Laguna Beach, an affluent city by most measures, is the most surprising recipient for her services. The 72 residents of the low-income Vista Aliso apartments have much better nutrition now, according to Helms. “Before we started serving them,” she said, “some of them were kind of gray. Now they’re nice and pink.” She describes kids she’s run into that never owned their own ball or doll and a girl wearing shoes that should have been thrown out years ago. “I found a pair sitting out in an alley for free and got them to her,” Helms said.
Helms’ 95-strong, all volunteer Helping Hand Worldwide organization collected an estimated $1.5 million in donations during 2008 from Trader Joes, Albertsons, Big Lots, and Pavilions to benefit 43 organizations. Recipients include Camp Pendleton’s 5th Marine Regiment, local food banks, senior centers, HUD housing in Laguna Beach, and schools serving low-income families.
Worldwide aid goes to Iraq where U.S. soldiers distribute Helping Hand goods to children; clothes and books go to orphanages in Ensenada, Mexico; a variety of items ends up in a small village in Guatemala; and donated medical supplies find their way to the Equity House Clinic in Hopkins Village in Belize.
Helms pointed out that the persons working in the back end of the store need training to keep the food safe for consumption, and that requires special handling. “The biggest thing is training staff,” Helms said.
A pet project involving Marines called Operation Baby Shower supports military wives who need a start for their families. Yvette Heinze of Camp Pendleton said, “It was a fantastic event, and it meant so much to all of us whose husbands are so far away.”

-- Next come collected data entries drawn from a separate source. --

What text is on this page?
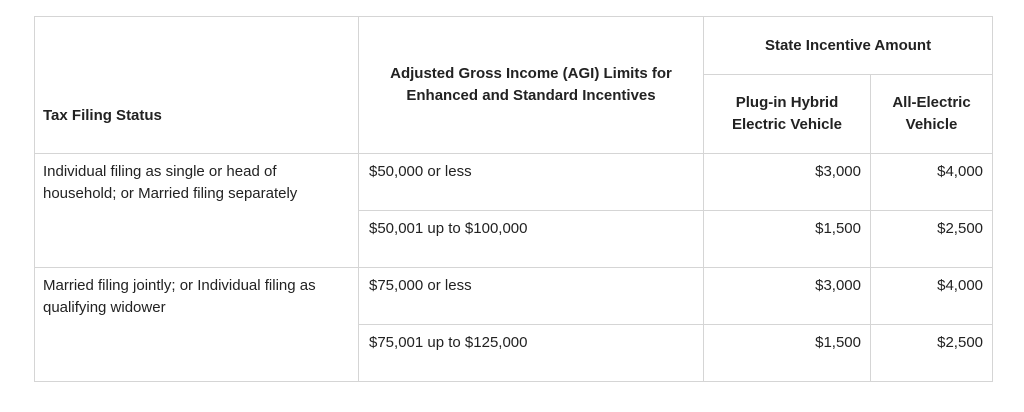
Tax Filing Status	Adjusted Gross Income (AGI) Limits for Enhanced and Standard Incentives	State Incentive Amount	
		Plug-in Hybrid Electric Vehicle	All-Electric Vehicle
Individual filing as single or head of household; or Married filing separately	$50,000 or less	$3,000	$4,000
	$50,001 up to $100,000	$1,500	$2,500
Married filing jointly; or Individual filing as qualifying widower	$75,000 or less	$3,000	$4,000
	$75,001 up to $125,000	$1,500	$2,500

Don Campbell, who has volunteered in Helm’s crew for three years, is a retired firefighter. Now, he works four days a week picking up goods in his pickup, filled recently at Trader Joes. He admires the store’s management for making the effort to donate unsold goods. “It’s easier for the store to throw it away,” he said. “They invest in people to scan and process and wrap it in plastic.”